疑うトマスの疑いをはるかに超えて、復活の主イエス・キリストはトマスと出会われます。そこでトマスは信仰の告白をはっきりと語ります。「私の主、私の神よ。」私達も疑って良い。私達人間の疑いごときで右往左往する神ではあられません。信じられないそのことを徹底的に疑うそのことの中で、その疑いをはるかに超えて復活の主は私たち一人一人と出会って下さるお方だと聖書は伝えています。

私は東北の地方で牧師として仕えてきました。その中で東日本大震災を経験し、本当に小さな小さなことしかできていませんが、被災地での働きを与えられました。良く聞かれることがあります。今の被災地の様子はどのようですか。これは大変難しい質問だと思っています。それは、「被災地」は復興に向けて瓦礫はなくなり、土地は整備され、復興住宅が建っています。そのような意味で復興しているとも言えます。しかし、「被災地」という「地」「場所」に関しては進度の差はあれ復興に向かってはいるけれど、「被災者」という「者」「人」に関しては誰もがつらい経験を抱えたまま、何とか普段の生活を送っているという感じがします。

十字架に張付けられた主イエスは手と足に釘を打たれて、張付けにされたと言われます。トマスが「釘跡を見なければ信じない」と言っているのは、そのことです。復活と聞くと、綺麗さっぱり元通りと思うかもしれません。ゲームなどをやっていると、コンテニューをしたら、何もなかったように綺麗さっぱり元通りになっています。しかし、聖書の伝えるキリストの復活とはそのようなものではない。傷がある。跡がある。手には穴が開いていて、脇腹には槍で刺されたあとが残っている。それでも、そこに大きな喜びがある。

この主イエスのご復活の姿に、4年被災地で過ごすことができたものとして考えさせられることがあります。被災地は綺麗さっぱり元通りになります。いや前よりも立派なものが立つこともある。しかし人は一度、傷ついたらその傷は消えない。心の傷も同じです。私たちの人生にもある傷、痛みです。だれもが、その人生の歩みの中で消えることのない痛みを経験し、その傷を抱えたまま生きていきます。しかし聖書の伝える主イエスの復活の出来事は、その傷が消えなくても、傷を抱えたままでも、大丈夫だ、喜びがそこにはあるということを伝えています。

キリストの復活は傷を抱えたままの復活でした。それでも、いやそれだからこそ、トマスは喜びに満ちて、信仰の告白に至った。トマスも他の主イエスの弟子たちも一生消すことのできない心の傷を持っていました。それは、最後の最後で全ての弟子たちが主イエスを裏切ってしまったという傷です。その傷を消すことはできません。でもその傷を抱えたまま、傷のある主イエスの復活と出会った時、彼らは喜びに包まれたのです。
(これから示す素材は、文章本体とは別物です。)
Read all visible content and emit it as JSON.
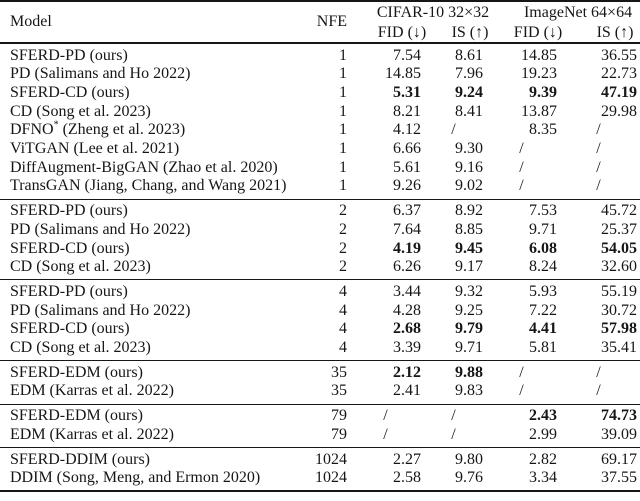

皆さんの中にも、今このとき、消えない痛みを抱えている人がいるかもしれません。聖書は語ります。大丈夫だと。その痛みは消えないかもしれない。でも復活の主イエスの与えて下さる希望はその痛みの向こう側にある希望だと。イースターおめでとうございます。私達一人一人もその復活の喜びに招かれています。